Confident Learning: Estimating Uncertainty in Dataset Labels

Notations:

All symbols with * are related to the unknown, true labels.
All symbols with \sim are related to the given, noisy labels.
All symbols with ^ are related to the estimates (the given model).

The procedure needs 2 inputs:

Out-of-sample predicted probabilities \hat{\mathbf{P}}: a matrix of n rows (# of training instances) and m columns (labels).
- CL requires users to train a model on the training set using cross validation.
- The model must be able to provide probability outputs to all possible labels.
The given labels \tilde{\mathbf{y}}: a vector of length n (# of training instances).

Five Methods to identify instances with noisy labels

1. CL baseline 1: C_{confusion}

The instance is considered to have the noisy label if its given label is different from the label with largest predicted probability.

2. CL method 2: C_{\tilde{y}, y^{*}}

In this method, a matrix called confident joint C_{\tilde{y}, y^{*}} will be calculated using \hat{\mathbf{P}} and \tilde{\mathbf{y}}.

C_{\tilde{y}, y^{*}}	y^{*} = 0	y^{*} = 1	y^{*} = 2
\tilde{y} = 0	100	40	20
\tilde{y} = 1	56	60	0
\tilde{y} = 2	32	12	80

To calculate this matrix:

For each label j, calculate the average predicted probability t_{j} using \hat{\mathbf{P}}.
For each instance \mathbf{x}_{k} with the given label i in the training set, the entry at row i and column j of the confident joint matrix C_{\tilde{y}=i, y^{*}=j} will be added 1, where the true label j is the one that has the largest predicted probability among all the labels whose predicted probabilities are above the respected t_{j}.
- This basically means that the true label for a given instance is the label whose predicted probability by a model is larger than the average predicted probability.
- If there are more than one such labels, chose the one that has the largest predicted probability.
- It is possible that no such label exists, and thus the instance won’t be counted in the matrix.

Thus, each entry in C_{\tilde{y}, y^{*}} is corresponding to a set of training instances.

All instances that fall in the off-diagonal of the C_{\tilde{y}, y^{*}} are considered to have noisy labels.

3. CL method 3: Prune by Class (PBC)

In this method and all methods below, another matrix called Estimate of joint \hat{Q}_{\tilde{y}, y^{*}} will be calculated using C_{\tilde{y}, y^{*}}.
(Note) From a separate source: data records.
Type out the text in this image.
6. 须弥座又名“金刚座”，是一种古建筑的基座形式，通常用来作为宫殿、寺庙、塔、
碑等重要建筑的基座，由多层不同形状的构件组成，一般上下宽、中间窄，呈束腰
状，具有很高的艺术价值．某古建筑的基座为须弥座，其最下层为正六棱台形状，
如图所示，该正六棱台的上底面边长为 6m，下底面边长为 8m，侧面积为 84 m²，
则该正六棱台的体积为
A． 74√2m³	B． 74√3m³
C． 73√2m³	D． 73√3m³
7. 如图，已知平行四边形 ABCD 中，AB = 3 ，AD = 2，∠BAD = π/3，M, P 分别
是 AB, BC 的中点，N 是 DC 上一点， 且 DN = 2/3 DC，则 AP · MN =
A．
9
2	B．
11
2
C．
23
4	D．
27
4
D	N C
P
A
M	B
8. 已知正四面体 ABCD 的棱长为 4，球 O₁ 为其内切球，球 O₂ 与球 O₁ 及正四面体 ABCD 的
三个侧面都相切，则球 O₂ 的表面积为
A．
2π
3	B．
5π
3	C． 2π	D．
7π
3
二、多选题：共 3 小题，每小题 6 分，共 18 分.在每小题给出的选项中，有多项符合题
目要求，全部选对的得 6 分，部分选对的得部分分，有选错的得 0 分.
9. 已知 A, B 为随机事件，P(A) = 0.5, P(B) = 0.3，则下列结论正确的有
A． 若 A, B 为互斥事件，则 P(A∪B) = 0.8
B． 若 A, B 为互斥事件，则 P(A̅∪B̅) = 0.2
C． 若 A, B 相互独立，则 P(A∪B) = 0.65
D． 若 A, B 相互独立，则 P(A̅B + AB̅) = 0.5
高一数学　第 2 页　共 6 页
\hat{Q}_{\tilde{y}, y^{*}}	y^{*} = 0	y^{*} = 1	y^{*} = 2
\tilde{y} = 0	0.25	0.1	0.05
\tilde{y} = 1	0.14	0.15	0
\tilde{y} = 2	0.08	0.03	0.2

\hat{Q}_{\tilde{y}, y^{*}} basically is the normlized C_{\tilde{y}, y^{*}}: each entry in C_{\tilde{y}, y^{*}} is divided by the total number of training instances.

For each class i, the a number of instances with lowest predicted probabilities for label i are considered to have noisy labels, where a is calculated as the product of n and the sum of off-diagonal entries on row i of \hat{Q}_{\tilde{y}, y^{*}}.
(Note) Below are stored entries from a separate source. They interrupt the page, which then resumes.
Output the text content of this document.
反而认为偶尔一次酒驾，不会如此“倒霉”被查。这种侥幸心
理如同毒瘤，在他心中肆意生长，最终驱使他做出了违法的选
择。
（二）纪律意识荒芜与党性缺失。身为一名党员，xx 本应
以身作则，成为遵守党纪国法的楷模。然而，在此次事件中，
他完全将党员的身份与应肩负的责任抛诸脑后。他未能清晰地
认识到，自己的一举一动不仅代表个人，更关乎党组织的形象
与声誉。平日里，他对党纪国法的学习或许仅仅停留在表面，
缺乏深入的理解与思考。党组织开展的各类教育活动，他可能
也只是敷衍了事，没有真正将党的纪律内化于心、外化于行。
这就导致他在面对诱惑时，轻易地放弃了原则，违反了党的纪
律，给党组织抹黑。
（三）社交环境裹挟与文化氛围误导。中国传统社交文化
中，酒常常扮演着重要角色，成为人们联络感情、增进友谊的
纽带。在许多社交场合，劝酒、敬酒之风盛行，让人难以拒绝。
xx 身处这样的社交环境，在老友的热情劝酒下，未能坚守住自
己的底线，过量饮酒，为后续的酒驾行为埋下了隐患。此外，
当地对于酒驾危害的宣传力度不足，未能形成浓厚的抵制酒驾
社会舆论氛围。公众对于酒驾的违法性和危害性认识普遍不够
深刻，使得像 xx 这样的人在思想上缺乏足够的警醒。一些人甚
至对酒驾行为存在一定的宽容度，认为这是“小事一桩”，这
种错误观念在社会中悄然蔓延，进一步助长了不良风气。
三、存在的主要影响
4. CL method 4: Prune by Noise Rate (PBNR)

For each off-diagonal entry in \hat{Q}_{\tilde{y}, y^{*}}, the n \times \hat{Q}_{\tilde{y}=i, y^{*}=j} number of instances with largest margin are considered to have noisy labels, where the margin of an instance \mathbf{x}_{k} with respect to given label i and true label j is \hat{\mathbf{P}}_{k, j} - \hat{\mathbf{P}}_{k, i}.

5. CL method 5: C + NR

The instance is considered to have a noisy label if both PBC and PBNR consider it to have a noisy label.